Yaşam kaynağı olan yaşam ağacı; KALP ile kurulan RUHSAL bağlantının sembolüdür. Kalp ve damarları gözünüzde canlandırın. Hikayeye geri dönersek; Yaratıcıya karşı isyan eden YILAN insanı kandırır. Yaratıcıya güvenin yerini Yaratıcı'dan bağımsız yaşama isteği alır. İnsan iyi ve kötüyü kendisi yorumlamak ister ve oyun başlar. 

Ancak ilk hamlede birbirinin eşi olan ve birlikte hareket etmesi planlanan eril ve dişil enerji yani Kadın ve Erkek birbirine güvenemez, birbirine yabancılaşır ve aralarındaki yakınlık kaybolur. Sonuç olarak YILAN (OMURGA-ASA) yenilgiye ve toz yemeğe mahkûm edilir ve cennetten kovulurlar. 

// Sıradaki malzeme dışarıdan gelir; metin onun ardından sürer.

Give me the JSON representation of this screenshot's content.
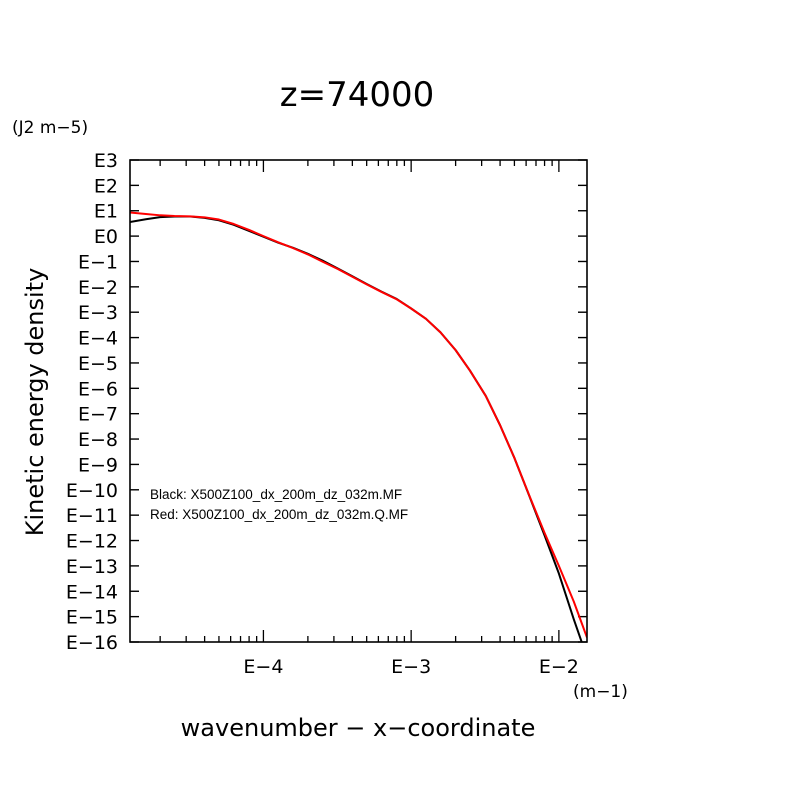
{
  "chart_data": {
    "type": "line",
    "title": "z=74000",
    "xlabel": "wavenumber − x−coordinate",
    "ylabel": "Kinetic energy density",
    "x_unit": "(m−1)",
    "y_unit": "(J2 m−5)",
    "x_scale": "log",
    "y_scale": "log",
    "xlim": [
      1.25e-05,
      0.0155
    ],
    "ylim": [
      1e-16,
      1000.0
    ],
    "x_ticks": [
      {
        "value": 0.0001,
        "label": "E−4"
      },
      {
        "value": 0.001,
        "label": "E−3"
      },
      {
        "value": 0.01,
        "label": "E−2"
      }
    ],
    "y_ticks": [
      {
        "value": 1000.0,
        "label": "E3"
      },
      {
        "value": 100.0,
        "label": "E2"
      },
      {
        "value": 10.0,
        "label": "E1"
      },
      {
        "value": 1.0,
        "label": "E0"
      },
      {
        "value": 0.1,
        "label": "E−1"
      },
      {
        "value": 0.01,
        "label": "E−2"
      },
      {
        "value": 0.001,
        "label": "E−3"
      },
      {
        "value": 0.0001,
        "label": "E−4"
      },
      {
        "value": 1e-05,
        "label": "E−5"
      },
      {
        "value": 1e-06,
        "label": "E−6"
      },
      {
        "value": 1e-07,
        "label": "E−7"
      },
      {
        "value": 1e-08,
        "label": "E−8"
      },
      {
        "value": 1e-09,
        "label": "E−9"
      },
      {
        "value": 1e-10,
        "label": "E−10"
      },
      {
        "value": 1e-11,
        "label": "E−11"
      },
      {
        "value": 1e-12,
        "label": "E−12"
      },
      {
        "value": 1e-13,
        "label": "E−13"
      },
      {
        "value": 1e-14,
        "label": "E−14"
      },
      {
        "value": 1e-15,
        "label": "E−15"
      },
      {
        "value": 1e-16,
        "label": "E−16"
      }
    ],
    "annotations": [
      "Black: X500Z100_dx_200m_dz_032m.MF",
      "Red: X500Z100_dx_200m_dz_032m.Q.MF"
    ],
    "grid": false,
    "series": [
      {
        "color": "#000000",
        "points": [
          [
            1.25e-05,
            3.6
          ],
          [
            1.6e-05,
            4.6
          ],
          [
            2e-05,
            5.6
          ],
          [
            2.5e-05,
            5.9
          ],
          [
            3.2e-05,
            5.9
          ],
          [
            4e-05,
            5.2
          ],
          [
            5e-05,
            4.2
          ],
          [
            6.3e-05,
            2.8
          ],
          [
            8e-05,
            1.6
          ],
          [
            0.0001,
            0.95
          ],
          [
            0.000126,
            0.55
          ],
          [
            0.000158,
            0.35
          ],
          [
            0.0002,
            0.2
          ],
          [
            0.00025,
            0.11
          ],
          [
            0.00032,
            0.052
          ],
          [
            0.0004,
            0.026
          ],
          [
            0.0005,
            0.013
          ],
          [
            0.00063,
            0.0065
          ],
          [
            0.0008,
            0.0033
          ],
          [
            0.001,
            0.0014
          ],
          [
            0.00126,
            0.00055
          ],
          [
            0.00158,
            0.00016
          ],
          [
            0.002,
            3.2e-05
          ],
          [
            0.0025,
            5e-06
          ],
          [
            0.0032,
            5e-07
          ],
          [
            0.004,
            3.5e-08
          ],
          [
            0.005,
            1.8e-09
          ],
          [
            0.0063,
            5.8e-11
          ],
          [
            0.008,
            1.6e-12
          ],
          [
            0.01,
            5e-14
          ],
          [
            0.0126,
            8e-16
          ],
          [
            0.0155,
            2.5e-17
          ]
        ]
      },
      {
        "color": "#ff0000",
        "points": [
          [
            1.25e-05,
            8.5
          ],
          [
            1.6e-05,
            7.4
          ],
          [
            2e-05,
            6.6
          ],
          [
            2.5e-05,
            6.2
          ],
          [
            3.2e-05,
            6.0
          ],
          [
            4e-05,
            5.5
          ],
          [
            5e-05,
            4.5
          ],
          [
            6.3e-05,
            3.0
          ],
          [
            8e-05,
            1.75
          ],
          [
            0.0001,
            1.0
          ],
          [
            0.000126,
            0.57
          ],
          [
            0.000158,
            0.34
          ],
          [
            0.0002,
            0.19
          ],
          [
            0.00025,
            0.1
          ],
          [
            0.00032,
            0.05
          ],
          [
            0.0004,
            0.025
          ],
          [
            0.0005,
            0.0125
          ],
          [
            0.00063,
            0.0063
          ],
          [
            0.0008,
            0.0032
          ],
          [
            0.001,
            0.0014
          ],
          [
            0.00126,
            0.00055
          ],
          [
            0.00158,
            0.00016
          ],
          [
            0.002,
            3.2e-05
          ],
          [
            0.0025,
            5e-06
          ],
          [
            0.0032,
            5e-07
          ],
          [
            0.004,
            3.5e-08
          ],
          [
            0.005,
            1.8e-09
          ],
          [
            0.0063,
            6e-11
          ],
          [
            0.008,
            2e-12
          ],
          [
            0.01,
            1e-13
          ],
          [
            0.0126,
            4e-15
          ],
          [
            0.0155,
            1.5e-16
          ]
        ]
      }
    ]
  }
}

Yolculuğa çıkan eril ve dişil enerjidir. Dişil enerji ruh ile bağlantıda olan kalbimizin, eril enerji ise ruhtan aldığı bilgelikle hareket eden zihnimizin sembolüdür. Eril ve dişil enerjinin birlikteliği ile şekillenen Cennet bahçesinden kovulmak; zihin temelli ikilik alemine geçiş yapmaktır. 

Yaradılış Efsanesi' ne geri dönelim;

İsyan, acı, keder ve ölüm ile sonuçlanacak bir yolculuk başlar. Anlatıda; Kardeşini öldüren Kabil'in nasıl günaha bulaştığını, şiddet ve baskının hüküm sürdüğü bir şehir inşa ettiğini, bu şehirlerde birden fazla kadınla evlenen erkekleri, savaş, şiddet ve artan yozlaşmayı görüyoruz. Ardından Yaratıcının dünyasını ve kendi hayatlarını yok eden, yoldan çıkan ve ilahi olanla yani kalperi ile bağlantıyı kesen ve zihinle hareket eden insanların tufanla temizlendiği aktarılır. Tufandan sadece doğru  yolda, dürüst ve adaletli olanlar ile Nuh ve ailesi kurtulur.

Ancak yeni kurulan dünyada insanlık yine yoldan çıkar, süreç yine tekrar eder ve Yaratıcıdan uzaklaşmanın sonucu olarak Babil yıkılır.  İyi ve kötüyü kendisi tanımlamak isteyen insan her defasında yoldan çıkmakta, nefsine yenilmekte, kaos ve çatışmalara sebep olmaktadır.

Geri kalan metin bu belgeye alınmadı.